Lors de la publication de ses résultats trimestriels, la banque a déclaré avoir enregistré plus de 600 millions d’euros de provisions au total sur la Russie et l’Ukraine.
Une étude publiée ce mercredi par le consultant britannique The Business Research Company (TRBC) suggère que la taille du marché des robo-advisors dans l’industrie de la finance pourrait atteindre 135,1 milliards de dollars d’ici 2026. Elle était en 2021 de 18,7 milliards de dollars et devrait s'élever à 28,1 milliards de dollars en 2022 d’après le rapport de TRBC. Cette croissance provient principalement du fait que les sociétés s’adaptent à une nouvelle normalité amenée par le Covid-19 (télétravail, distanciation sociale, etc). Aussi les avancées technologiques, entre autres dans les domaines de l’intelligence artificielle, du traitement du langage et des données analytiques, devraient-elles permettre de rendre les robo-advisors plus efficaces et donc de renforcer la proposition de valeur des institutions financières. Selon l'étude, l’Amérique du Nord demeurait le plus gros marché pour le robo-advisory en 2021. Cependant, la croissance la plus rapide devrait intervenir dans la région Asie-Pacifique d’ici à 2026.

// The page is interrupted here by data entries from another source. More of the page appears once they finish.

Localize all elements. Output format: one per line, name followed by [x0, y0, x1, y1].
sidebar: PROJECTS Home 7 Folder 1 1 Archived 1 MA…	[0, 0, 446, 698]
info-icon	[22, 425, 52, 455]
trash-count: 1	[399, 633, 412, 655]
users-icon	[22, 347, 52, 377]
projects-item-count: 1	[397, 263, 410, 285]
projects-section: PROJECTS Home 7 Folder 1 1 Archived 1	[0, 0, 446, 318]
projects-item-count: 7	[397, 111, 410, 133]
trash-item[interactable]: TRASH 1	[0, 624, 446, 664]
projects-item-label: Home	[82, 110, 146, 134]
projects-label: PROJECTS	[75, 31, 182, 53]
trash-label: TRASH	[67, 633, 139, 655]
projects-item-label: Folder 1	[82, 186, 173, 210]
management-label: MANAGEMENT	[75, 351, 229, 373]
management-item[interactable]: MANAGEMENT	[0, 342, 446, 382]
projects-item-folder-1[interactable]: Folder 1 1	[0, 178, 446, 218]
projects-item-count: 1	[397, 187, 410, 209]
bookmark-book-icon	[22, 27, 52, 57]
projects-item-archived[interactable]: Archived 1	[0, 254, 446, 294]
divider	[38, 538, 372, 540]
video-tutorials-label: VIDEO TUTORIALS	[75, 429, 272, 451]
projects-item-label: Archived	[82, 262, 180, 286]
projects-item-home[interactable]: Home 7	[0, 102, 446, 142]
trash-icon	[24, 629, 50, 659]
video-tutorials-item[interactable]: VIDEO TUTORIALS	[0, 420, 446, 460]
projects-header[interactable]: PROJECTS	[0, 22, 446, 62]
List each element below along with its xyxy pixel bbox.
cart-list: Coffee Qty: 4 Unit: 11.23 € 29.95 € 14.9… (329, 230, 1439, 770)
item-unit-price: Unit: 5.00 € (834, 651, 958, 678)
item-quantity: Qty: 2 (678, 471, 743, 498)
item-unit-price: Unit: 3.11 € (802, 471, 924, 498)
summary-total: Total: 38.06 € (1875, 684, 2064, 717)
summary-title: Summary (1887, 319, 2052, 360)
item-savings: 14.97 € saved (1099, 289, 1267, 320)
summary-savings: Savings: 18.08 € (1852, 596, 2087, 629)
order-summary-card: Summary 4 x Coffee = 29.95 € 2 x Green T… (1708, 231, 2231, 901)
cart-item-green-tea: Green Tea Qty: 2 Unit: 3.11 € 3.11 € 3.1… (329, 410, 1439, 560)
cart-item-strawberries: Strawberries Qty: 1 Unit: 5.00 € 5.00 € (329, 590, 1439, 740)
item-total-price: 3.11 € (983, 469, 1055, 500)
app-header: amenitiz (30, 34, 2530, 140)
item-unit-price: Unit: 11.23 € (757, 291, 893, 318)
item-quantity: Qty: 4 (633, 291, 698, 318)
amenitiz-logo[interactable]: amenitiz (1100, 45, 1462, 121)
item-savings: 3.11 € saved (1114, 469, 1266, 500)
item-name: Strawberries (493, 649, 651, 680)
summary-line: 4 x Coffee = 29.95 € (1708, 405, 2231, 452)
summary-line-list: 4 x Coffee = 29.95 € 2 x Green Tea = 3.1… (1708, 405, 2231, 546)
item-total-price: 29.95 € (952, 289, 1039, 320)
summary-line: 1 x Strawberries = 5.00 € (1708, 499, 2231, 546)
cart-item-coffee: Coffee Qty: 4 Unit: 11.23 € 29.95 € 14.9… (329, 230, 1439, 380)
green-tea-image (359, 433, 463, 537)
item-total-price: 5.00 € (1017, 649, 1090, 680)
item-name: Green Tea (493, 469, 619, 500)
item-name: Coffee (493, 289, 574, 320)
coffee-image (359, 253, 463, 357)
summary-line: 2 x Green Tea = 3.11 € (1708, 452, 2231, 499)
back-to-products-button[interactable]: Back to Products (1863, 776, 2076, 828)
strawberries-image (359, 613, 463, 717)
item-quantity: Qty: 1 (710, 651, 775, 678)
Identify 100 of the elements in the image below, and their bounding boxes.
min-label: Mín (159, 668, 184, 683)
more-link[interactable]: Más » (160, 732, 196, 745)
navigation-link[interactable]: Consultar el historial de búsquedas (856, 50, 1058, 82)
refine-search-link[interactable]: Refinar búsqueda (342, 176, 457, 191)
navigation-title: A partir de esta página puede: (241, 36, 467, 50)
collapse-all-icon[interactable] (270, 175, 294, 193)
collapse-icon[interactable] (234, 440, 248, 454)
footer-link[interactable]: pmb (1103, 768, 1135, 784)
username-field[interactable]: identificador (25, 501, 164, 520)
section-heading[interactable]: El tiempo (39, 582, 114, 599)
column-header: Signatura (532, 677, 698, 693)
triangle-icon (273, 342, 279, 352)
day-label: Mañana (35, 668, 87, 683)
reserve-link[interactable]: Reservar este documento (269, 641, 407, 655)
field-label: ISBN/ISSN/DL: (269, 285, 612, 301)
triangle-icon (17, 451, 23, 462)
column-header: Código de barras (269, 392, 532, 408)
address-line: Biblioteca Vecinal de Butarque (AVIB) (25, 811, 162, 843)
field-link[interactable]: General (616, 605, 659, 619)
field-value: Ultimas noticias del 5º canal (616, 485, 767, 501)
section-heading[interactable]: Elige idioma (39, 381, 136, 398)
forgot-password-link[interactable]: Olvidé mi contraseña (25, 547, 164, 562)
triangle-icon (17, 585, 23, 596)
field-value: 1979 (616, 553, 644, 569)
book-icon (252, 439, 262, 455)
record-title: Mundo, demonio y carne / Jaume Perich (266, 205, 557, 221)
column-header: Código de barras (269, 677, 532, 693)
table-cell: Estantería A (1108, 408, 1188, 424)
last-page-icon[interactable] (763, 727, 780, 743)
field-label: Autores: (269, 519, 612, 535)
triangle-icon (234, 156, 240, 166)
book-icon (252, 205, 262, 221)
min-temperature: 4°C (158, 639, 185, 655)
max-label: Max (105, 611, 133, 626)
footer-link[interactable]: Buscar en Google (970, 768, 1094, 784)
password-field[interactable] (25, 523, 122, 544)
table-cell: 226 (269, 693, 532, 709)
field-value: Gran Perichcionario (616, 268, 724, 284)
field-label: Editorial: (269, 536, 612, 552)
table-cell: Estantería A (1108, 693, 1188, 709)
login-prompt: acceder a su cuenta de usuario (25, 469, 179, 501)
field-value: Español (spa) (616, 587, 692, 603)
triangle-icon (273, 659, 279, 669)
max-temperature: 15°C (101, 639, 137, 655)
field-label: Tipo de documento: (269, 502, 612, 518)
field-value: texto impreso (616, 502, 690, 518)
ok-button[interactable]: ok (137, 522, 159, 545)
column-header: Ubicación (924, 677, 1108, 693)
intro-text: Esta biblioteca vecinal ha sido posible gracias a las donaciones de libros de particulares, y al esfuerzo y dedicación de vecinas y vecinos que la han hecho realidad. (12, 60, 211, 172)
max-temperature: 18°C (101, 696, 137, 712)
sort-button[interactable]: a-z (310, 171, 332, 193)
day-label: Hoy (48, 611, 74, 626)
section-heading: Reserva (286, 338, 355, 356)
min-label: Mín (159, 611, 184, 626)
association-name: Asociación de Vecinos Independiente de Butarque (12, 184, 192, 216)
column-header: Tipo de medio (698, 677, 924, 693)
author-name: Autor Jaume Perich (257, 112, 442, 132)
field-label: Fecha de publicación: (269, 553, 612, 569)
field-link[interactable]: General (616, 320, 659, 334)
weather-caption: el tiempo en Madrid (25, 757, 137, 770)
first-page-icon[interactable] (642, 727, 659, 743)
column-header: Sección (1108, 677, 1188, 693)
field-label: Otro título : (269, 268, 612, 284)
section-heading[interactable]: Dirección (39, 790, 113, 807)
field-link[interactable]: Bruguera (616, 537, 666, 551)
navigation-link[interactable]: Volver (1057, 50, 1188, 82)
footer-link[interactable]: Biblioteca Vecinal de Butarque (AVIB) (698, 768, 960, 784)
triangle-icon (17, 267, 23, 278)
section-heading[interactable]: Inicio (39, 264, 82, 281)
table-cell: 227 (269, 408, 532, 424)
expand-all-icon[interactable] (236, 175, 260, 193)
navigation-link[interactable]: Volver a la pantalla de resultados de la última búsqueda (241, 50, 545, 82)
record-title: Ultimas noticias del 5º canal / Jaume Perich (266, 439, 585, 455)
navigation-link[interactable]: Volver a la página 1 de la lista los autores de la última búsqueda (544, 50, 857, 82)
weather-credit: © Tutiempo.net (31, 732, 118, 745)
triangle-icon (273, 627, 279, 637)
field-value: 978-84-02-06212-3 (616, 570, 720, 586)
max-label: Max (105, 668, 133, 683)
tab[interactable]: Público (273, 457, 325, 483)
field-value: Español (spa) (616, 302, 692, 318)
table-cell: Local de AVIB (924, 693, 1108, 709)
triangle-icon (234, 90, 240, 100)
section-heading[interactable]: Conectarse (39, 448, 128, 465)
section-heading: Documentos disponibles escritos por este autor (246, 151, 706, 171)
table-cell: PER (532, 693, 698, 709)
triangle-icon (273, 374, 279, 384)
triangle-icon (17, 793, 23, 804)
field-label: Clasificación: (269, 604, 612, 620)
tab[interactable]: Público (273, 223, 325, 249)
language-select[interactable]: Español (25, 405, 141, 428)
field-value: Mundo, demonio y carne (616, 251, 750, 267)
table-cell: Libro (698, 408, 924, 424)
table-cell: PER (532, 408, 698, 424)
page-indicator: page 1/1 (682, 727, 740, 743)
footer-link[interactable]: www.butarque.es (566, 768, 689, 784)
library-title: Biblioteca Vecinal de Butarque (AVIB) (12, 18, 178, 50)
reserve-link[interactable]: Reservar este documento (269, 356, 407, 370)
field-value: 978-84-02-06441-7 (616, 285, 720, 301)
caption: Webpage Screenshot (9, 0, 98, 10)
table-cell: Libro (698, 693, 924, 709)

Résilience. Le nombre de faillites des entreprises de la zone euro a reculé de 22 % en l’espace de deux ans, entre fin 2019 et fin 2021, constate Global Sovereign Advisory dans une note publiée le 1er mai. Cependant, une remontée des défaillances a commencé à se faire jour dans certains pays de la zone euro au cours du quatrième trimestre 2021. C’est le cas notamment de la France (voir le graphique) mais également du Danemark ou de la Belgique. Les problèmes persistants d’approvisionnement des entreprises, ou encore la hausse du coût des matières premières, en seraient la cause.
Sous pression. Dans son étude sur les banques de détail en France intitulée Résilience et disruption du modèle, mythe ou réalité ?, Alvarez & Marsal montre la bonne santé et la capacité de résistance des établissements français face à la crise sanitaire. Le PNB du secteur a crû de 3 % entre 2019 et 2021, bénéficiant d’un rebond après une année 2020 chahutée. Les coûts augmentent seulement de 1 % sur la même période, le coût du risque baisse même de 17 points de base en 2019 à 15 en 2021. Ce qui donne l’impression d’une bonne maîtrise, la rentabilité progresse de 8 % et le coefficient d’exploitation se réduit de 72 % à 69 %. Toutefois, Alvarez & Marsal souligne que ce modèle est sous pression car les établissements français ont du mal à réduire franchement leurs coûts. En privilégiant la croissance des encours, ils s’exposent à une dégradation du coût du risque. Et le retour de l’inflation pose également la question de leur capacité à augmenter leurs tarifs. Tandis que la concurrence des nouveaux entrants grignote des parts de marché.
L’offre de La Banque Postale pour le rachat des participations minoritaires dans CNP Assurances sera ouverte du 2 au 31 mai 2022 inclus, a annoncé vendredi l’Autorité des marchés financiers (AMF). Cette annonce confirme le calendrier prévisionnel de l’offre d’achat simplifiée (OPAS) communiqué mi-mars. Le groupe bancaire public avait annoncé fin octobre son intention de lancer le rachat des minoritaires de l’assureur-vie afin de favoriser «l'émergence d’un groupe simplifié et intégré, tout en préservant le modèle multi-partenarial et international qui fait le succès de CNP Assurances».